De l’autre côté du globe, la Chine, qui, en raison de son histoire, redoute la pénurie, ne l’entend pas ainsi. De retour d’une mission en Chine, Olivier de Schutter, le rapporteur spécial de l’ONU sur le droit à l’alimentation, ne cache pas son respect : « Malgré des contraintes extrêmement fortes en termes de terre et d’eau disponibles, la Chine parvient à une autosuffisance alimentaire. Elle représente 21% de la population mondiale et possède moins que 9% des terres cultivables. Pourtant elle est passée depuis 2005 du statut de bénéficiaire de l’aide alimentaire à celui de donateur en misant sur les petites unités de production. »

Le rapporteur salue « les progrès impressionnants réalisés par 200 millions de petits producteurs agricoles possédant en moyenne 0,65 ha de terre chacun. Ils y parviennent grâce au soutien des autorités. Une petite agriculture familiale qui se pratique sur des parcelles réduites peut nourrir la Chine ».

« Cela marche en Chine parce que ces petites unités de production sont inscrites dans des collectifs, soit au niveau du village, soit au sein de coopératives paysannes qui reprennent de la vigueur sur une base volontaire et non plus contrainte. Cette intéressante combinaison pour ces paysans de s’intégrer dans des organisations leur permet d’améliorer leur position de négociation pour la vente de leur récolte, l’accès aux intrants et aussi à l’irrigation et à la mécanisation, etc. »

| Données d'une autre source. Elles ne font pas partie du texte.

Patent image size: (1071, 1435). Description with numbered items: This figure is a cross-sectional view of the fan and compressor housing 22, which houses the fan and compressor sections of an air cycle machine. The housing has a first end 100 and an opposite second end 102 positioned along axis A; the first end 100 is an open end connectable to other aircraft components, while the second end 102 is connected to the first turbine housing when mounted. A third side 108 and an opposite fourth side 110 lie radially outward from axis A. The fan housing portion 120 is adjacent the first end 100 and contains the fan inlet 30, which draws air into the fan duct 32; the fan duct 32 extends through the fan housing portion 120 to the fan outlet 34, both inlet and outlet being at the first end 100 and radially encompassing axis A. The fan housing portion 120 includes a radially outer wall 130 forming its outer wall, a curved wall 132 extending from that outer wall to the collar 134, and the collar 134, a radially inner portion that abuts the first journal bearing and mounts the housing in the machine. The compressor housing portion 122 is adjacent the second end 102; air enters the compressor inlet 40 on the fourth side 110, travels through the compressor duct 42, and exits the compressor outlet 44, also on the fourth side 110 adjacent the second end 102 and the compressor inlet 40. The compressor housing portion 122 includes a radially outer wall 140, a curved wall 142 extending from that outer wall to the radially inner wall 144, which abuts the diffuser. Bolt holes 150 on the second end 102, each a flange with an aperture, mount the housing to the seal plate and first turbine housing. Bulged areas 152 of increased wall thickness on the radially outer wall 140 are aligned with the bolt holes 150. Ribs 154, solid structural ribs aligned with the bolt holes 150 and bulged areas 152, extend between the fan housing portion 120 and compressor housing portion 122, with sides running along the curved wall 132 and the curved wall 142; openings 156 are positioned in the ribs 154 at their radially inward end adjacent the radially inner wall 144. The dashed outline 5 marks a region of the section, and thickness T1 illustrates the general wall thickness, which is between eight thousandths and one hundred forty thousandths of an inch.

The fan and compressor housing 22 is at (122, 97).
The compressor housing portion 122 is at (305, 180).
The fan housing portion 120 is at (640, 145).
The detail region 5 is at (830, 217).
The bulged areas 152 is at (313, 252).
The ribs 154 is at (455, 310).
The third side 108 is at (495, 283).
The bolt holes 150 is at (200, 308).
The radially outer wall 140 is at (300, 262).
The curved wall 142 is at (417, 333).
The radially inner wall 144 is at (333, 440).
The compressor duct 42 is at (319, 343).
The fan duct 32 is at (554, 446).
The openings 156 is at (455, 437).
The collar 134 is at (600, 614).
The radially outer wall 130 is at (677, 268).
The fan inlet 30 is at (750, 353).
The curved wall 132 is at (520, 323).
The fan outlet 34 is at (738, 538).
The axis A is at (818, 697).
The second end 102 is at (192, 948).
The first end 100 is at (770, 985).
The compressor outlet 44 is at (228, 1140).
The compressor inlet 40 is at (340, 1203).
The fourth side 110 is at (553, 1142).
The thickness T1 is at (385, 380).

A cela il faut ajouter que la Chine s’est dotée de l’un des mécanismes de réserve alimentaire les plus sophistiqués du monde, puisqu’il représente environ 40% de la consommation annuelle du pays, soit plus de 200 millions de tonnes de céréales. Le double du niveau de sécurité de 17% recommandé par la FAO !

Comme à l’époque de Roosevelt et de son ministre Henry Wallace, ou des stocks d’intervention publique dont s’était doté le Marché commun lors de sa fondation, la Chine soutient les prix payés aux paysans en période de baisse et écoule des stocks en période de hausse. C’est ainsi qu’elle préserve l’accès à l’alimentation des populations les plus pauvres.

Pour De Schutter, cette politique « pourrait être une source d’inspiration pour d’autres régions qui cherchent à se protéger contre des marchés internationaux de plus en plus volatils ».

Il est vrai que lorsque la FAO annonça, en septembre 2010, que le nombre de personnes frappées par l’insécurité alimentaire avait reculé de 1,023 milliard en 2009, se situant à 925 millions d’individus, c’était essentiellement grâce à la Chine ! D’après De Schutter, on y est passé de 652 millions de pauvres absolus en 1981 à 135 millions en 2004. Bien qu’il reste des poches d’insécurité alimentaire, la famine y a disparu.